Again, just to add to this,, since when has D&D EVER innovated? Well, outside of being the granddaddy of other RPG's, of course. It's not like 2e was a radical departure from 1e. 3e changed from AD&D, but, it was hardly innovative - virtually everything in 3e appeared in other games before. D&D has always been years behind in terms of new mechanics or pretty much anything else.

If you want innovative, why on earth would you play D&D?
AD&D was a significant innovation from original D&D.

3rd Edition was a significant innovation from old school D&D.

4th Edition was a significant innovation from 3rd. To the point where cranky fans claimed it was not even D&D!

And, I'd also argue that 5th Edition innovated significantly from what came before.

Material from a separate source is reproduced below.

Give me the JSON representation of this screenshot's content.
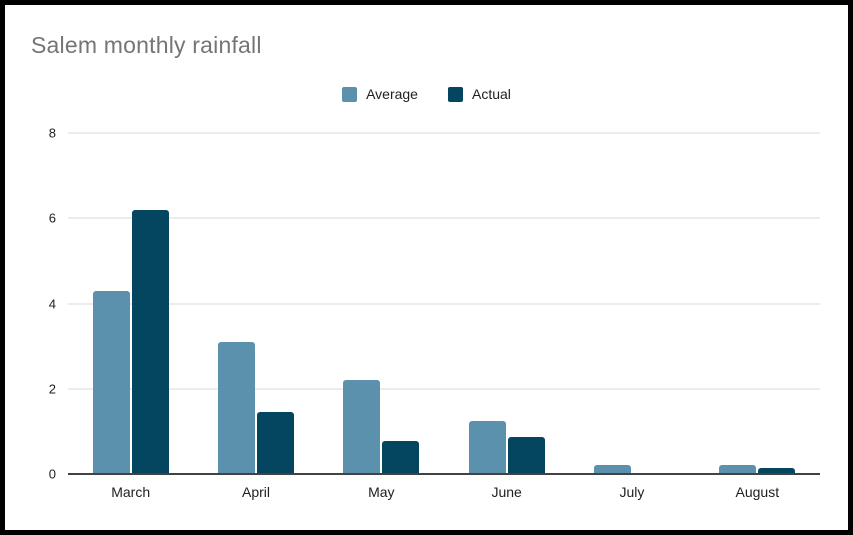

Each major revision was certainly restricted in how much innovation the designers could get away with, so that the game could stay "D&D" . . . but each of these major revisions was very innovative . . . IMO.
 

Is there though? A million threads on why this rule is bad, or how this class is terrible, or when are the going to fix this spell... and yet, sales grew rapidly. So much so, it makes everyone saying the game is broke look a bit ridiculous. Especially, since, you know, we're all gaming nerds and actually read rules. It must mean they were in a very distinct minority. Maybe, just maybe, all those issues were simply table issues, and the actual purchasers of D&D understood that.

Forums are fairly useless for measuring this.

If every forum that was somewhat relevant, reddit, YouTube, Facebook etc were singing the same tune and overlapping IRL then the bitching starts to matter.
 

AD&D was a significant innovation from original D&D.

3rd Edition was a significant innovation from old school D&D.

4th Edition was a significant innovation from 3rd. To the point where cranky fans claimed it was not even D&D!

And, I'd also argue that 5th Edition innovated significantly from what came before.

Each major revision was certainly restricted in how much innovation the designers could get away with, so that the game could stay "D&D" . . . but each of these major revisions was very innovative . . . IMO.
But 3e wasn't innovative in terms of RPG's though. It borrowed pretty much wholesale from existing games. Granted the d20 mechanics was pretty innovative, but, otherwise, very little in 3e was unfamiliar to anyone who played games other than D&D. 4e brought in mechanics from other games and put them in D&D, but, again, very little of it was particularly new.

If you only look at D&D, sure, each edition is innovative, but, I'd argue that pulling ten year old mechanics in from other games that have proved tried and true is not how I define innovation.